Defendants also argued that plaintiff’s damages expert’s testimony was unreliable and must be excluded. The damages expert concluded that all of the royalties from Cardi B’s GBMV1 album, which were over $1 million, were attributable to plaintiff’s likeness. The expert simply added up the revenue from streaming services that displayed the cover art whenever someone listened to the mixtape. Plaintiff’s damages analysis also included approximately $600,000 of revenue from Cardi B’s subsequent album, Gangsta Bitch Music Volume 2, on the theory that that album was played automatically after someone finished listening to GBMV1. The court agreed with defendants that plaintiff’s expert’s damages calculations were unfounded. While experts are “permitted wide latitude to offer opinions, including those that are not based on firsthand knowledge or observation,” they are held to the minimum standard that their testimony must be “based on sufficient facts or data” and be “the product of reliable principles and methods.” The court found no reasonable basis to accept the expert witness’s assertion that plaintiff’s likeness on the cover art contributed to consumers’ decisions to stream or purchase GBMV1, thereby generating royalties to defendants. In addition, the damages expert could not point to any data or evidence to show that defendants would have earned less revenue had plaintiff’s likeness not been used on the cover. Since the jury may award only damages actually attributable to defendant’s liability, the court excluded plaintiff’s proposed expert testimony.
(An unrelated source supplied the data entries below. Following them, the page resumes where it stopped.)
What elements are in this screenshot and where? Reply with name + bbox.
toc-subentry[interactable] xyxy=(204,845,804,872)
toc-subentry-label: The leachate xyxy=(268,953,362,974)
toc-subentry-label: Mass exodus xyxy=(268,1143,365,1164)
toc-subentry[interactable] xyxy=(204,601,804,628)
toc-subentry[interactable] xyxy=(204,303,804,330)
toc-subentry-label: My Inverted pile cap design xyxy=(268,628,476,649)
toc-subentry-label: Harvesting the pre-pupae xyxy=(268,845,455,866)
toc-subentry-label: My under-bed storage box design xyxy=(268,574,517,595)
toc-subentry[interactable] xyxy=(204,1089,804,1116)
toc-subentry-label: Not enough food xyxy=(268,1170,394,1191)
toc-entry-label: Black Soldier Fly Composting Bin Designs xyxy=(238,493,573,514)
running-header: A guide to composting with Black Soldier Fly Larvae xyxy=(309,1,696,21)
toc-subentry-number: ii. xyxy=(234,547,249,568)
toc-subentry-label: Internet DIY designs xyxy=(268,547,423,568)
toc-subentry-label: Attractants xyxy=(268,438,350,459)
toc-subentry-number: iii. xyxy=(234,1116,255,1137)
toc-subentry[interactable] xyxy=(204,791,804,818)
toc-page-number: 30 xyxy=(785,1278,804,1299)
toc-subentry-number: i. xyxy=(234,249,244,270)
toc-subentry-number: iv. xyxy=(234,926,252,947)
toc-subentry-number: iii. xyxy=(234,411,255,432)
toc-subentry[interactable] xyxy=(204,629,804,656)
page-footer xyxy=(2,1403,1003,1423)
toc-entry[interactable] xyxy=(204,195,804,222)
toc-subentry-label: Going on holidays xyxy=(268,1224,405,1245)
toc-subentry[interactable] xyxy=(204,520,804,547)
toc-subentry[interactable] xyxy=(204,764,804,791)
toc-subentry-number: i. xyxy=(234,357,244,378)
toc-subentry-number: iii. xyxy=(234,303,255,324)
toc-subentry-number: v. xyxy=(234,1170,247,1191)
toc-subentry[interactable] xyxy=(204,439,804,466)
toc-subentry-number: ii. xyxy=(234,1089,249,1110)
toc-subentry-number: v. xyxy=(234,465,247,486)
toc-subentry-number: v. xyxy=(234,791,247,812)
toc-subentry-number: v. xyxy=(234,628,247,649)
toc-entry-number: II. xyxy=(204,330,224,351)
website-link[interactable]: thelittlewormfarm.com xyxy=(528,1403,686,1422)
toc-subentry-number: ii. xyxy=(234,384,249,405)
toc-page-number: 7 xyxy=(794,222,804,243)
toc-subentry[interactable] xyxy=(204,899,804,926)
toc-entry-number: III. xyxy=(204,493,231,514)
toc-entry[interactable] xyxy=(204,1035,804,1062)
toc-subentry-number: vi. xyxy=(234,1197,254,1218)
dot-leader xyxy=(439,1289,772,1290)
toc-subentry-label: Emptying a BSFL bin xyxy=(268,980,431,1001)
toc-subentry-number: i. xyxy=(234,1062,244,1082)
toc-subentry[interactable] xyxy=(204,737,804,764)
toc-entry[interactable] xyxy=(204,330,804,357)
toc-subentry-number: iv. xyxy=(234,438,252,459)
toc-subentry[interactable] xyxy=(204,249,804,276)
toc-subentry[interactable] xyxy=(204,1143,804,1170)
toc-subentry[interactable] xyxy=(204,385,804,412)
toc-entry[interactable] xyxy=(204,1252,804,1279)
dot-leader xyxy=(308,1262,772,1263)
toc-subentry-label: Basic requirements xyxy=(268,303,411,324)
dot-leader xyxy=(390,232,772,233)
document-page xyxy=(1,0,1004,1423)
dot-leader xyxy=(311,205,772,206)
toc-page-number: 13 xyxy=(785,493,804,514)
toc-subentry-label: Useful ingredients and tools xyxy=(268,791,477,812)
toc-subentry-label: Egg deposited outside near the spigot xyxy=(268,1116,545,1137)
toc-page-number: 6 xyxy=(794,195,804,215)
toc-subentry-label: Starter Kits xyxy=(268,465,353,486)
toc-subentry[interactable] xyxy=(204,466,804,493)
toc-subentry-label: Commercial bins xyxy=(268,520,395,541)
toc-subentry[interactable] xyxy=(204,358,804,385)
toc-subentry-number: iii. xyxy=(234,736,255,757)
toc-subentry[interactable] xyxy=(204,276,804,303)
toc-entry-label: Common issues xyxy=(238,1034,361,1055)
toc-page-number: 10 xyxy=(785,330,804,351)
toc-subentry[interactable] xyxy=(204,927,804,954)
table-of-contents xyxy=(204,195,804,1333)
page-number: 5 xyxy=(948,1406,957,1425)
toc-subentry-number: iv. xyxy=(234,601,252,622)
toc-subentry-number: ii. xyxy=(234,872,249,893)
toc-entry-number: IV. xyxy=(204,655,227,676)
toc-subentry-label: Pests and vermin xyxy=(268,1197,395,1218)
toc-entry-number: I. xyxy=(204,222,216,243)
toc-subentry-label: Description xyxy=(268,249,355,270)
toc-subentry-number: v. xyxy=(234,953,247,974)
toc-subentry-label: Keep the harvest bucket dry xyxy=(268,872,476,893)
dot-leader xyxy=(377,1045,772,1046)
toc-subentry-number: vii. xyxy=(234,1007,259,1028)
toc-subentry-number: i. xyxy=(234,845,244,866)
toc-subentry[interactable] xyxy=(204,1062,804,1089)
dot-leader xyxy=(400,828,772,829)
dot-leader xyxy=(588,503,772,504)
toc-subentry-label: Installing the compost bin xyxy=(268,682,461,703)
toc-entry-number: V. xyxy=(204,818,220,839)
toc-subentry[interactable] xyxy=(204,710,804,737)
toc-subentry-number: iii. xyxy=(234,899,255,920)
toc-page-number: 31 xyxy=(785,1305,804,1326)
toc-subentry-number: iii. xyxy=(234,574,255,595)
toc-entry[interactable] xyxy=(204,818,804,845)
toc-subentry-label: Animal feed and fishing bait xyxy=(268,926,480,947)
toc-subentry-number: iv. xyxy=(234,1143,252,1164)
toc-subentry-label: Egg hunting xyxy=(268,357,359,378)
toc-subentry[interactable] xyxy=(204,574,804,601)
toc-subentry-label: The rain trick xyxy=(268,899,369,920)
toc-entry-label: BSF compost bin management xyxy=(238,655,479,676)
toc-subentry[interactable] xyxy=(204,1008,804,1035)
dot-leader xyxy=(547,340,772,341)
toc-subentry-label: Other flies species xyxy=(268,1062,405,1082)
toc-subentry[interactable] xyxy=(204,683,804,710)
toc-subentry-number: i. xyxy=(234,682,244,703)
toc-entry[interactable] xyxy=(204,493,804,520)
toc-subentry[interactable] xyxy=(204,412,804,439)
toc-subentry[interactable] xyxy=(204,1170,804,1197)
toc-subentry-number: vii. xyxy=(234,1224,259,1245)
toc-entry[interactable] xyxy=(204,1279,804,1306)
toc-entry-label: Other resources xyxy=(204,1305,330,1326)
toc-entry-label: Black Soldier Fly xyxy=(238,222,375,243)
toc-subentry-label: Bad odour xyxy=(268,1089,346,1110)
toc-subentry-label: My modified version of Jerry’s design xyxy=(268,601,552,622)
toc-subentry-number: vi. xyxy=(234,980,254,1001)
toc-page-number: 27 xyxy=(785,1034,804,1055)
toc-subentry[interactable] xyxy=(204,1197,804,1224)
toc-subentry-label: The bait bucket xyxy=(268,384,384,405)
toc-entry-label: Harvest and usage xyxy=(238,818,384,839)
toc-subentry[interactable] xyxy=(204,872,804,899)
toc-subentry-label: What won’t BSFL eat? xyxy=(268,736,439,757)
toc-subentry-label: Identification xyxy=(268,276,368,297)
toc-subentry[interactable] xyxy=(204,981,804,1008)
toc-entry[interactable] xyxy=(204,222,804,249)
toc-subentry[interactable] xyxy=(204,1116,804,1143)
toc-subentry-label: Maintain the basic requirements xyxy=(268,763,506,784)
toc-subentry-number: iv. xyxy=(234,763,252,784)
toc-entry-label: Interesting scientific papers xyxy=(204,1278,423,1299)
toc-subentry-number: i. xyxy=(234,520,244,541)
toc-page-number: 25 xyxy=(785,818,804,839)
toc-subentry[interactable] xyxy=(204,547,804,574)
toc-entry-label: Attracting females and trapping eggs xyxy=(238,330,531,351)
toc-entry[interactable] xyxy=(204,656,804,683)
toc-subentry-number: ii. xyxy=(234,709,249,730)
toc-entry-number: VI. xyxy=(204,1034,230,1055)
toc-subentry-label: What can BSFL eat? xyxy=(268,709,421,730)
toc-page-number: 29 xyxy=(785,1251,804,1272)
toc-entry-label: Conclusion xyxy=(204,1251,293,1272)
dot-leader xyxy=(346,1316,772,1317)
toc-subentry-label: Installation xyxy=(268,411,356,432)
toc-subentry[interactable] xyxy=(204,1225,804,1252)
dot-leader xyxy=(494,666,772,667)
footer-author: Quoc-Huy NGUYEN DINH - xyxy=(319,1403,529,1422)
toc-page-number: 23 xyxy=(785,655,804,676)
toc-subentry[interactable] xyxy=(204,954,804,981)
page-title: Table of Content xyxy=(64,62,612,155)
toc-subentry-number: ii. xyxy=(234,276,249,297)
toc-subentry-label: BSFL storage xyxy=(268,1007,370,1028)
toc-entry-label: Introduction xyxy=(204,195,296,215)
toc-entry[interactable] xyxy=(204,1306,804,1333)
Finally, the court denied defendants’ request to amend their answers to assert a statute of limitations defense to plaintiff’s false light claim. While the court acknowledged that leave to amend pleadings should be given freely, it noted that in this circumstance it would be futile and would result in prejudice to plaintiff. Defendants did not raise this defense until after the parties completed written discovery, thereby denying plaintiff an opportunity to conduct discovery targeted at this specific issue. Furthermore, defendants republished GBMV1’s cover art on physical vinyl records in 2019 and authorized and profited from its use on other streaming platforms within the statute of limitations period, rendering the limitations defense futile.